È questo il punto più interessante da cui parte Benessere Assicurato il podcast promosso da Bene Assicurazioni e prodotto da Dr Podcast. Non un racconto del benessere come ideale irraggiungibile, ma come percorso concreto fatto di piccoli gesti, attenzione e consapevolezza. La serie si sviluppa in cinque puntate, costruite intorno ai cinque bisogni fondamentali dell’individuo individuati dalla piramide di Maslow e prova a tradurre un modello teorico in qualcosa di vicino alla vita di tutti i giorni.
Il pregio dell’idea sta proprio qui: ricondurre il tema a una dimensione quotidiana. Si parte dai bisogni più essenziali, come alimentazione e cura del corpo, per arrivare via via al movimento, alle relazioni, alla fiducia in sé e alla ricerca di una propria direzione. Non c’è la promessa di una trasformazione lampo, che ormai è il vecchio trucco del settore. C’è piuttosto il tentativo di ricordare che il benessere si costruisce con continuità, non con gli slogan.

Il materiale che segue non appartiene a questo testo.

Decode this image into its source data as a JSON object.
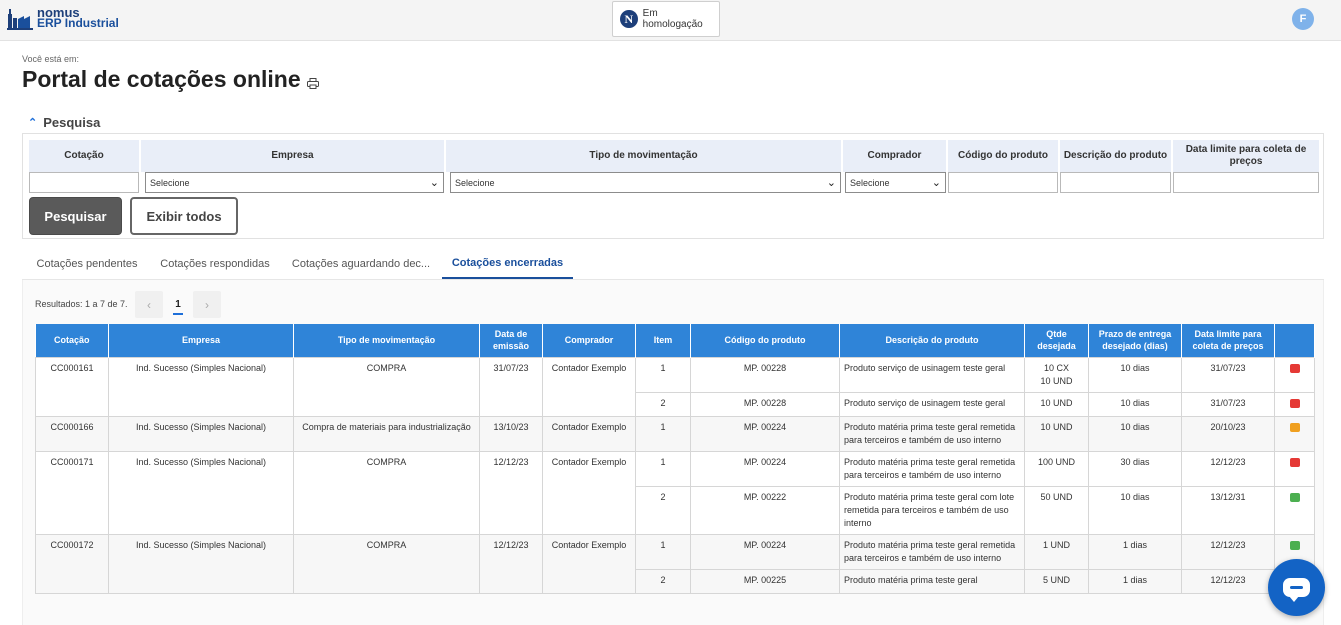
{
  "header": {
    "logo_line1": "nomus",
    "logo_line2": "ERP Industrial",
    "env_badge_text": "Em homologação",
    "env_badge_logo": "N",
    "avatar_initial": "F"
  },
  "breadcrumb": "Você está em:",
  "page_title": "Portal de cotações online",
  "search": {
    "section_title": "Pesquisa",
    "fields": [
      {
        "label": "Cotação",
        "value": ""
      },
      {
        "label": "Empresa",
        "value": "Selecione"
      },
      {
        "label": "Tipo de movimentação",
        "value": "Selecione"
      },
      {
        "label": "Comprador",
        "value": "Selecione"
      },
      {
        "label": "Código do produto",
        "value": ""
      },
      {
        "label": "Descrição do produto",
        "value": ""
      },
      {
        "label": "Data limite para coleta de preços",
        "value": ""
      }
    ],
    "search_button": "Pesquisar",
    "show_all_button": "Exibir todos"
  },
  "tabs": [
    "Cotações pendentes",
    "Cotações respondidas",
    "Cotações aguardando dec...",
    "Cotações encerradas"
  ],
  "active_tab": "Cotações encerradas",
  "results": {
    "count_text": "Resultados: 1 a 7 de 7.",
    "prev": "‹",
    "page": "1",
    "next": "›"
  },
  "table": {
    "headers": [
      "Cotação",
      "Empresa",
      "Tipo de movimentação",
      "Data de emissão",
      "Comprador",
      "Item",
      "Código do produto",
      "Descrição do produto",
      "Qtde desejada",
      "Prazo de entrega desejado (dias)",
      "Data limite para coleta de preços",
      ""
    ],
    "groups": [
      {
        "cotacao": "CC000161",
        "empresa": "Ind. Sucesso (Simples Nacional)",
        "tipo": "COMPRA",
        "data": "31/07/23",
        "comprador": "Contador Exemplo",
        "items": [
          {
            "item": "1",
            "codigo": "MP. 00228",
            "descricao": "Produto serviço de usinagem teste geral",
            "qtde": "10 CX\n10 UND",
            "prazo": "10 dias",
            "limite": "31/07/23",
            "status": "#e53935"
          },
          {
            "item": "2",
            "codigo": "MP. 00228",
            "descricao": "Produto serviço de usinagem teste geral",
            "qtde": "10 UND",
            "prazo": "10 dias",
            "limite": "31/07/23",
            "status": "#e53935"
          }
        ]
      },
      {
        "cotacao": "CC000166",
        "empresa": "Ind. Sucesso (Simples Nacional)",
        "tipo": "Compra de materiais para industrialização",
        "data": "13/10/23",
        "comprador": "Contador Exemplo",
        "items": [
          {
            "item": "1",
            "codigo": "MP. 00224",
            "descricao": "Produto matéria prima teste geral remetida para terceiros e também de uso interno",
            "qtde": "10 UND",
            "prazo": "10 dias",
            "limite": "20/10/23",
            "status": "#f0a020"
          }
        ]
      },
      {
        "cotacao": "CC000171",
        "empresa": "Ind. Sucesso (Simples Nacional)",
        "tipo": "COMPRA",
        "data": "12/12/23",
        "comprador": "Contador Exemplo",
        "items": [
          {
            "item": "1",
            "codigo": "MP. 00224",
            "descricao": "Produto matéria prima teste geral remetida para terceiros e também de uso interno",
            "qtde": "100 UND",
            "prazo": "30 dias",
            "limite": "12/12/23",
            "status": "#e53935"
          },
          {
            "item": "2",
            "codigo": "MP. 00222",
            "descricao": "Produto matéria prima teste geral com lote remetida para terceiros e também de uso interno",
            "qtde": "50 UND",
            "prazo": "10 dias",
            "limite": "13/12/31",
            "status": "#4caf50"
          }
        ]
      },
      {
        "cotacao": "CC000172",
        "empresa": "Ind. Sucesso (Simples Nacional)",
        "tipo": "COMPRA",
        "data": "12/12/23",
        "comprador": "Contador Exemplo",
        "items": [
          {
            "item": "1",
            "codigo": "MP. 00224",
            "descricao": "Produto matéria prima teste geral remetida para terceiros e também de uso interno",
            "qtde": "1 UND",
            "prazo": "1 dias",
            "limite": "12/12/23",
            "status": "#4caf50"
          },
          {
            "item": "2",
            "codigo": "MP. 00225",
            "descricao": "Produto matéria prima teste geral",
            "qtde": "5 UND",
            "prazo": "1 dias",
            "limite": "12/12/23",
            "status": "#4caf50"
          }
        ]
      }
    ]
  },
  "colors": {
    "brand": "#1a4f9c",
    "table_header": "#2f84d8",
    "status_red": "#e53935",
    "status_orange": "#f0a020",
    "status_green": "#4caf50",
    "chat_button": "#1363c5"
  },
  "icons": {
    "logo": "factory-icon",
    "print": "printer-icon",
    "collapse": "chevron-up-icon",
    "chat": "chat-bubble-icon"
  }
}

In questo senso è interessante anche la scelta degli ospiti, che mette insieme professionalità diverse e voci capaci di parlare in modo semplice di temi spesso appesantiti dal gergo. Dal biologo nutrizionista Iader Fabbri allo psicologo e divulgatore Gennaro Romagnoli, passando per lo psicologo Marco Crepaldi, l’esperto di running Daniele Vecchioni e il content creator Nicola Torrisi. Alimentazione, psicologia, corsa, crescita personale, relazioni: il messaggio implicito è chiaro, cioè che stare bene non significa lavorare su un solo aspetto di sé, ma tenere insieme più piani. E forse è proprio questo il cambio di passo più utile oggi, in un momento in cui il benessere viene spesso ridotto a performance, app, tabelle o discipline da esibire.

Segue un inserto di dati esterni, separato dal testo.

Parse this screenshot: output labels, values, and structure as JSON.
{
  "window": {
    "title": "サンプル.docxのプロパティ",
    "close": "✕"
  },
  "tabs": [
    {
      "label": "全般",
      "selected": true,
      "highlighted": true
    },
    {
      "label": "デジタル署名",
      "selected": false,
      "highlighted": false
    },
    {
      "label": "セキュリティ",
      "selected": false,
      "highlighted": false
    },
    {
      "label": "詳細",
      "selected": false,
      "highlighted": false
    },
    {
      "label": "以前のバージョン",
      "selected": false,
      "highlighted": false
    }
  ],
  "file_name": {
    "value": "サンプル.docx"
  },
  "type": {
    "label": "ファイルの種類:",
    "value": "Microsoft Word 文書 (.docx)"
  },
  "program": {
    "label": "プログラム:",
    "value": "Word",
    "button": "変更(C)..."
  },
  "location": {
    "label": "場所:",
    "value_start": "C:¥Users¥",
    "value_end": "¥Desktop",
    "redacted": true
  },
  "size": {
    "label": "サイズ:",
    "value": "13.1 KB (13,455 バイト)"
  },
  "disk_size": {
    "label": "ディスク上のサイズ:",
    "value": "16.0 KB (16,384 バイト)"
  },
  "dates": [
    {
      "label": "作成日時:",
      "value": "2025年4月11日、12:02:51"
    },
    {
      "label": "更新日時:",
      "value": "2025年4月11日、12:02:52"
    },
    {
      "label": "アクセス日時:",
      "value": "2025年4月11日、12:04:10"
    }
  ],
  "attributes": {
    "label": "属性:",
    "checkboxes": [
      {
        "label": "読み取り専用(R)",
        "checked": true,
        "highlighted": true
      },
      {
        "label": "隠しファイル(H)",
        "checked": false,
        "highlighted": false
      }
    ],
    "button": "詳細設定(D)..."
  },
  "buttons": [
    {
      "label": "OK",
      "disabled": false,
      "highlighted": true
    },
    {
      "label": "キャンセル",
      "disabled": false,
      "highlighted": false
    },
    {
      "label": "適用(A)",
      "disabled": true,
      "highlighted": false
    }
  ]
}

Il punto, invece, è molto più umano. Stare bene non vuol dire fare tutto giusto. Vuol dire capire meglio di cosa abbiamo bisogno, riconoscere i nostri limiti, trovare abitudini sostenibili e dare un po’ più di qualità alle giornate. Non è una corsa verso una versione perfetta di sé. È, molto più semplicemente, una pratica di attenzione.
Ed è forse per questo che contenuti come questo possono avere senso. Non perché offrano ricette miracolose, che per fortuna non promettono, ma perché riportano il discorso sul terreno più serio e più utile: quello della vita reale. Dove il benessere non è una posa, ma un equilibrio da cercare ogni giorno.